I’ve got a confession…I’m in it for the money!
Well…let me explain.
Often you hear people in various lines of work exclaim “I’m not in it for the money!”. Especially in my field, the coaching and fitness industry, where those same people will qualify that statement by adding “I just want to help people” (or some other iteration).
Their reasoning? I’m not sure really, but my hunch is that it is to portray a persona of Martyrdom  to convince people that they are trustworthy or some other noble personality trait. A weird twist on Virtue Signalling , so they can ‘make sure’ people understand that they are in their profession for the right reasons. I get it, no one wants to look like a scheming, money-hungry, corporate, immoral, narcissistic shill, whose sole purpose as a professional is to suck as much money out of you as possible while delivering a subpar product or service. But I’m also certain most of the “Not in it for the money” crowd are in fact in it for the money. I’m just more honest and therefore more virtuous 😉
But just so you are aware…if you are actually not in it for the money, you are performing a HOBBY, and you are in fact not striving to be a PROFESSIONAL in your chosen field.
No one wants to make so little money that they are barely able to survive, living off credit cards and stressed all the time wondering how bills are going to be paid. That doesn’t seem like a fun or sustainable lifestyle, and definitely not what I want from my career (I’m assuming you don’t either). No one can buy food with the warm feelings that helping people can bring .
This is my take, if you are not making much money you are either just starting out or you aren’t very good at what you do. I was dirt poor when I started coaching (thank goodness for my now fiance!), but I loved what I did, and needed to find a way to generate a consistent income so I could actually do what I wanted to do FOR MANY, MANY YEARS.
Don’t get me wrong, I’m not talking about making millions or flying private jets (but if that’s your goal that’s cool too!). But if you are not at least partly focused on making money from your chosen career path, then you are going to struggle and resent whatever you do. It doesn’t mean you are a bad person, or “in it” for the wrong reasons if you think this way. Why not make boatloads of money? It will allow you to do many cool things for yourself (and more importantly, for others) and enjoy what you do that much more.
Here’s what making more money will do for you professionally:
- Allow you to expand your operations (facilities, product development, etc) to help more people.
- Increase how much you can spend on professional development (seminars, courses, mentorship programming, business coaching, etc).
- Create sponsorship/donation/charity programs (because you make enough money elsewhere you CAN do that).
- Purchase high-end equipment to improve the services you offer.
- Spend more on marketing.
- Hire other professionals, thereby spreading wealth to others.

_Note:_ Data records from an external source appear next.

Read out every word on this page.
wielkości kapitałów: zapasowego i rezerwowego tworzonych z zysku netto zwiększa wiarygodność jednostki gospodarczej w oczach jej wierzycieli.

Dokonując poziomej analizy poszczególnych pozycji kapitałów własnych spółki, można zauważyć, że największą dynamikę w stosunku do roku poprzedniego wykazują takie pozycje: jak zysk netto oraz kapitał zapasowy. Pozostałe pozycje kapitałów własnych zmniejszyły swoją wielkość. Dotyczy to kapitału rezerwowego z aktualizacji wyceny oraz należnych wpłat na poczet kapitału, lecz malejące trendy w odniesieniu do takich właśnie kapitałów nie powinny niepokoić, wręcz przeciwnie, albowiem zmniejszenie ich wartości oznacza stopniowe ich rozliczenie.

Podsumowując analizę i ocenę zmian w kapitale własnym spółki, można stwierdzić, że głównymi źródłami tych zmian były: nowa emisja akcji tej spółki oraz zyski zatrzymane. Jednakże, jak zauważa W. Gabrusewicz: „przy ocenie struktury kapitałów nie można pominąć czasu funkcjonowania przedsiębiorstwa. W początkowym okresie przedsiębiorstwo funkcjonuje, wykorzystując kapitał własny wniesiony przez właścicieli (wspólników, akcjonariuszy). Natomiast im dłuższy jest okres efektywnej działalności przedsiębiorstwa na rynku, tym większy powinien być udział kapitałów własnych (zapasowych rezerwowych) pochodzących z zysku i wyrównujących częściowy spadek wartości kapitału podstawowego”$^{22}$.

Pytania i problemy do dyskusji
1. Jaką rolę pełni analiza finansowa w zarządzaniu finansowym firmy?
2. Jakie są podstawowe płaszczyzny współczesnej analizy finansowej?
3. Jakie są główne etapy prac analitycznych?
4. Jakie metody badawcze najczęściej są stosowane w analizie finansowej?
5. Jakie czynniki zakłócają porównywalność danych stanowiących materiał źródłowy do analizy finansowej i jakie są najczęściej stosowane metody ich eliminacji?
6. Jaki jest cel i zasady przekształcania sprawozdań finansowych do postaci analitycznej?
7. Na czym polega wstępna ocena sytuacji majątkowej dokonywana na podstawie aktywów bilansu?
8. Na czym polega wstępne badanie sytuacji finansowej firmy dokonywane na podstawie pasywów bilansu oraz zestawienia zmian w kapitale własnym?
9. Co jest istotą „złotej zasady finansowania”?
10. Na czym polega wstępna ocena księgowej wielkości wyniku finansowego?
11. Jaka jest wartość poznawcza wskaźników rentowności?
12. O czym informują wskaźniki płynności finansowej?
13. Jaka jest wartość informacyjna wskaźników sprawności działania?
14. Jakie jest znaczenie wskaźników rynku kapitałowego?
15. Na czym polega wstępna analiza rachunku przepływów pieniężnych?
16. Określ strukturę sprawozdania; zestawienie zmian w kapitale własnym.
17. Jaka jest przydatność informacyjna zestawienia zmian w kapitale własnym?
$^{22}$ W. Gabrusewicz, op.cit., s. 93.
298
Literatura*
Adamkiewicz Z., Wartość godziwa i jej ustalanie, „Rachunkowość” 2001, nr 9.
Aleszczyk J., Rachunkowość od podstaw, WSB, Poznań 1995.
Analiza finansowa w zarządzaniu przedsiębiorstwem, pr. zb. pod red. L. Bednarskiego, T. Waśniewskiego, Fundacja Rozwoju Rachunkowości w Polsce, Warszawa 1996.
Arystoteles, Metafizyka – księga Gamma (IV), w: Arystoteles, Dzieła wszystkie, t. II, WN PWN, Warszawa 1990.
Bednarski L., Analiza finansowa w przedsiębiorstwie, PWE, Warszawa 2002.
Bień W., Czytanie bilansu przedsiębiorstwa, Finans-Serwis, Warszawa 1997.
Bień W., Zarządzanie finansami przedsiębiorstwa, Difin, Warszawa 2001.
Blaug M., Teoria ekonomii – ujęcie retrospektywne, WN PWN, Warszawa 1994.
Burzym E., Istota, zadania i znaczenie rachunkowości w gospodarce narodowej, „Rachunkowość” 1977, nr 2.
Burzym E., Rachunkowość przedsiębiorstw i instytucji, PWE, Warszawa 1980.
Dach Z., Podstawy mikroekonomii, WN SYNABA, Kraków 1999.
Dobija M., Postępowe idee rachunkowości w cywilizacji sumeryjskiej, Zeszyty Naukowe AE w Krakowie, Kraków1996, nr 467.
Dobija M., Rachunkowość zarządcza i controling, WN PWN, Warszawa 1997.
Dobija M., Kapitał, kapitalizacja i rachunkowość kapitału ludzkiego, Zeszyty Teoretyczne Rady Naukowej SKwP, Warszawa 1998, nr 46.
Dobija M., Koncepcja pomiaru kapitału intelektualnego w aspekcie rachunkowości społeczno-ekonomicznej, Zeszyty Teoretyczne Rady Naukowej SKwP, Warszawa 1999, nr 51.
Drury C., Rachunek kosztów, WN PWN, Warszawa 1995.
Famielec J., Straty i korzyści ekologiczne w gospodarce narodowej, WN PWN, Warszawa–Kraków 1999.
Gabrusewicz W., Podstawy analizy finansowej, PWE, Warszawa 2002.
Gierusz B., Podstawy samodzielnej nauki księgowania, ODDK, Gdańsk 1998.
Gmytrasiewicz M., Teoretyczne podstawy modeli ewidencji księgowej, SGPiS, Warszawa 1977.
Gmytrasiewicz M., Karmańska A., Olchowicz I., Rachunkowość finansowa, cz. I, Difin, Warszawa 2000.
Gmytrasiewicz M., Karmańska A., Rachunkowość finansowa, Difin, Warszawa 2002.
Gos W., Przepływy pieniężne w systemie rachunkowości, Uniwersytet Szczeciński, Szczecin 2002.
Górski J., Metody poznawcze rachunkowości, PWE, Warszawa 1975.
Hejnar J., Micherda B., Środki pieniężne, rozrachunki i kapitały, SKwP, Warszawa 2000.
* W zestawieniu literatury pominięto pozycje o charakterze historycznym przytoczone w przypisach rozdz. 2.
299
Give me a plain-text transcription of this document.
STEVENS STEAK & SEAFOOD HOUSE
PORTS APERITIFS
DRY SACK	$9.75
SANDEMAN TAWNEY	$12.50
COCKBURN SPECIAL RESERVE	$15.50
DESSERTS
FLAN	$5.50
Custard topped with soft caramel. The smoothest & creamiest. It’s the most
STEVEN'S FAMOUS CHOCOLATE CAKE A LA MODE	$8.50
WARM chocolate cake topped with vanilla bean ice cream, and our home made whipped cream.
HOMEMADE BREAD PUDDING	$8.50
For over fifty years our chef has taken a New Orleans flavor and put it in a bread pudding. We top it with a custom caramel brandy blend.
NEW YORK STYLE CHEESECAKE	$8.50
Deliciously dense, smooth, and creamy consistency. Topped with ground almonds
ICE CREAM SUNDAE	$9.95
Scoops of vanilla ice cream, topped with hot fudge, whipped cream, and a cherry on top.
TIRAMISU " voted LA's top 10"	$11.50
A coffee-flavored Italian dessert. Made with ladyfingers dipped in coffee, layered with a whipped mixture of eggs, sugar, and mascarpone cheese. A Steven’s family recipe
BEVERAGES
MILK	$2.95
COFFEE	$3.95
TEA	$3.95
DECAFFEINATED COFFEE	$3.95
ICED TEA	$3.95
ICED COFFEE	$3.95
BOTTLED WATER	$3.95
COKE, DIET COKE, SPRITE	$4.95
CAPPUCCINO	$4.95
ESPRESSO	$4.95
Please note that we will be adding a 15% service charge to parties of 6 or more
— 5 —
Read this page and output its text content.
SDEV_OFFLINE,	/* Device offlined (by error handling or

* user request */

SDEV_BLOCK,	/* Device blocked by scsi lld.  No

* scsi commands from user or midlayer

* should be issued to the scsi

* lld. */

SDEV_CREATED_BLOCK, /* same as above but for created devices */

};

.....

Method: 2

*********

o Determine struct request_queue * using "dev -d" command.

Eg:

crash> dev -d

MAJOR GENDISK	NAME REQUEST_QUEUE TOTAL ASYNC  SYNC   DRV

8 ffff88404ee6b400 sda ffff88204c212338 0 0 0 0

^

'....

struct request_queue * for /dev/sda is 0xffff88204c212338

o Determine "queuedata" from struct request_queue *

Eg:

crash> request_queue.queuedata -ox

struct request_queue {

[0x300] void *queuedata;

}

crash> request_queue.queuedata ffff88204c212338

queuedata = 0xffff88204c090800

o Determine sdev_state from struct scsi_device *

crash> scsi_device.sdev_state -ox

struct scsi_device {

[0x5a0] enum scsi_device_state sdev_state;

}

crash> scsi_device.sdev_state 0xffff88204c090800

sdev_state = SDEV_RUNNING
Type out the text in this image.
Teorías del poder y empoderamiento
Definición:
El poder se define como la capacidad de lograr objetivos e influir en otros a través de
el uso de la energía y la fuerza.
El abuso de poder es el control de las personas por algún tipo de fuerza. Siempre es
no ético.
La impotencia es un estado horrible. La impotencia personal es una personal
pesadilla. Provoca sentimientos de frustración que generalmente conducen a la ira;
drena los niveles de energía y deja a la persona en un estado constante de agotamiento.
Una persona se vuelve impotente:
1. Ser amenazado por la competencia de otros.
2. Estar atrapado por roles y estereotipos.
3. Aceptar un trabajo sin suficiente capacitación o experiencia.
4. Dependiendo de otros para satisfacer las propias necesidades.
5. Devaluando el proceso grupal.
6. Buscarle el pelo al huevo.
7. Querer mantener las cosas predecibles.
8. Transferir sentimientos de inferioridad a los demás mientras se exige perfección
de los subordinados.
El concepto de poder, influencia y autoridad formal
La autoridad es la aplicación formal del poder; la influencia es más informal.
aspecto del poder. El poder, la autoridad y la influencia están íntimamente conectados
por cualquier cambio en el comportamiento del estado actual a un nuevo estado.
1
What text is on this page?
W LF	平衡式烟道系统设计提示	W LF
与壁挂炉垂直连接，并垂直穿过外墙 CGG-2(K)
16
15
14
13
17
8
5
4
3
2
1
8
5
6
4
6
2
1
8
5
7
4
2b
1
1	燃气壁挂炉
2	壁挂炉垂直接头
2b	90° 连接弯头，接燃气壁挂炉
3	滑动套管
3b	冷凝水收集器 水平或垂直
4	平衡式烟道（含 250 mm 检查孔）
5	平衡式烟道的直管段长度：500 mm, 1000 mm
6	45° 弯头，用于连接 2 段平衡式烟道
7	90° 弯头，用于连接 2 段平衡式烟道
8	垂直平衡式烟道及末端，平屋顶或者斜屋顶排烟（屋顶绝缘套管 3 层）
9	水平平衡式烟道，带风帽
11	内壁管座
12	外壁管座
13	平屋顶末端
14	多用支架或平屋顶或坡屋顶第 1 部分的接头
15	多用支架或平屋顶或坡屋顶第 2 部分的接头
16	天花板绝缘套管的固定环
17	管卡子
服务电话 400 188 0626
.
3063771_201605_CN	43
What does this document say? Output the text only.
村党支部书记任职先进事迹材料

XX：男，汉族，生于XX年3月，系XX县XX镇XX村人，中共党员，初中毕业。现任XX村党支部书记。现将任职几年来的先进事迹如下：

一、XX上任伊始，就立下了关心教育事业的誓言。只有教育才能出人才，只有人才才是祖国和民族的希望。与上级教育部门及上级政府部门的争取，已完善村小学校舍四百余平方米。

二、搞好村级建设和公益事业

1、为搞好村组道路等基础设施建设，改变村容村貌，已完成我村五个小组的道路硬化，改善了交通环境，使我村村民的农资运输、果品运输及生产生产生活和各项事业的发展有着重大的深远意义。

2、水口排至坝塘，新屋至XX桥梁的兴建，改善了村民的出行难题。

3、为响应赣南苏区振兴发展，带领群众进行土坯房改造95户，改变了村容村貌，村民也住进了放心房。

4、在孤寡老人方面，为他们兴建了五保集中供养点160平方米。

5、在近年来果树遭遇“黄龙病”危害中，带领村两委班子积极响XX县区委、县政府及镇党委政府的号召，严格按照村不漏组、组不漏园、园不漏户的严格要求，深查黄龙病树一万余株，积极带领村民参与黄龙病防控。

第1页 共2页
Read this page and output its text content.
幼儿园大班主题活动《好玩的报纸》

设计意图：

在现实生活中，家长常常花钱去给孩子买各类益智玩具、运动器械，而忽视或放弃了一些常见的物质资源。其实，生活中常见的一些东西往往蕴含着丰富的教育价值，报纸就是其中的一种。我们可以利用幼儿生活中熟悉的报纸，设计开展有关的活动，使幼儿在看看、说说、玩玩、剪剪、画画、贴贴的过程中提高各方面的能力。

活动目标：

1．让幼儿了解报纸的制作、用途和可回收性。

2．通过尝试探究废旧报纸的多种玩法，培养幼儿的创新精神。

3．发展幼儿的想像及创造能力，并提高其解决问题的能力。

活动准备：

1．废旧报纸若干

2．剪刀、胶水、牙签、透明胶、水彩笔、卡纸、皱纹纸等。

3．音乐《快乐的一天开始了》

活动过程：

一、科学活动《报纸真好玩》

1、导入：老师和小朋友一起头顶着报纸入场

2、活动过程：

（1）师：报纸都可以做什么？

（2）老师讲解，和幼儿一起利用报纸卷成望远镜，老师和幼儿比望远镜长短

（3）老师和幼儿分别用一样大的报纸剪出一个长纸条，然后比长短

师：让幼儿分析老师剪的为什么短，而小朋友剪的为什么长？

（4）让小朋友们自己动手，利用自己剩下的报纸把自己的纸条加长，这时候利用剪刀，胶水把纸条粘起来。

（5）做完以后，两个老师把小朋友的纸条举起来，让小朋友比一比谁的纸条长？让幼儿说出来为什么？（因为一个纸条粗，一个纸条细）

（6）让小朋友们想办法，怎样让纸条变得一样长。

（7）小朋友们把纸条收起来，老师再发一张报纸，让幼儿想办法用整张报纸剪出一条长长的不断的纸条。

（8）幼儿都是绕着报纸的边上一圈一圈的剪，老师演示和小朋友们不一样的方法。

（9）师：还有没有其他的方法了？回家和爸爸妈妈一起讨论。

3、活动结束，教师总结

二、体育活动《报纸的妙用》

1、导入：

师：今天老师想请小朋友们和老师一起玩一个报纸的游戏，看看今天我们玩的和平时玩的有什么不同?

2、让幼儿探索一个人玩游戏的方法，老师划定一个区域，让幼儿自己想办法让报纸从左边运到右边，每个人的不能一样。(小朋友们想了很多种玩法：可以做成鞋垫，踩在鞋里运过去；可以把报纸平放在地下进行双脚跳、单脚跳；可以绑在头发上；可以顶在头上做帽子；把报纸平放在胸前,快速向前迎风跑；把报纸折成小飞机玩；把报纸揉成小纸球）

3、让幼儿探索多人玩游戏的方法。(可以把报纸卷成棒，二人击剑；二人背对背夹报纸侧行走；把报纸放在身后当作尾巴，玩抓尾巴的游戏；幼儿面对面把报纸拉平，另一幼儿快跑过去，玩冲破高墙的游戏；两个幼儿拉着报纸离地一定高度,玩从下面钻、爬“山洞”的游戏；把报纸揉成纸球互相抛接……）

Here’s what making more money will do for you personally:
- Travel and experience what the world has to offer (No Karen, Netflix docu’s don’t count).
- Provide for your family properly.
- Help put your kids through school.
- Buy a house (and many other adult things).
- Not be dependent on anyone else, and stand on your own two feet.
- Spend more time/money on charitable or philanthropic ventures.
The caveat to this whole thing is that you need to still deliver services that are mutually beneficial for you and your clients. You need to provide them with results and value, while also making money for yourself. If you screw people over, gouge them financially, and under deliver, then you are just a money-hungry narcissist like I described previously. Then you are a bad person. But if you truly care about your clients, and want to serve them for decades, you need to make money. They aren’t mutually exclusive but intimately intertwined.
So now get out there, and Make. That. Money.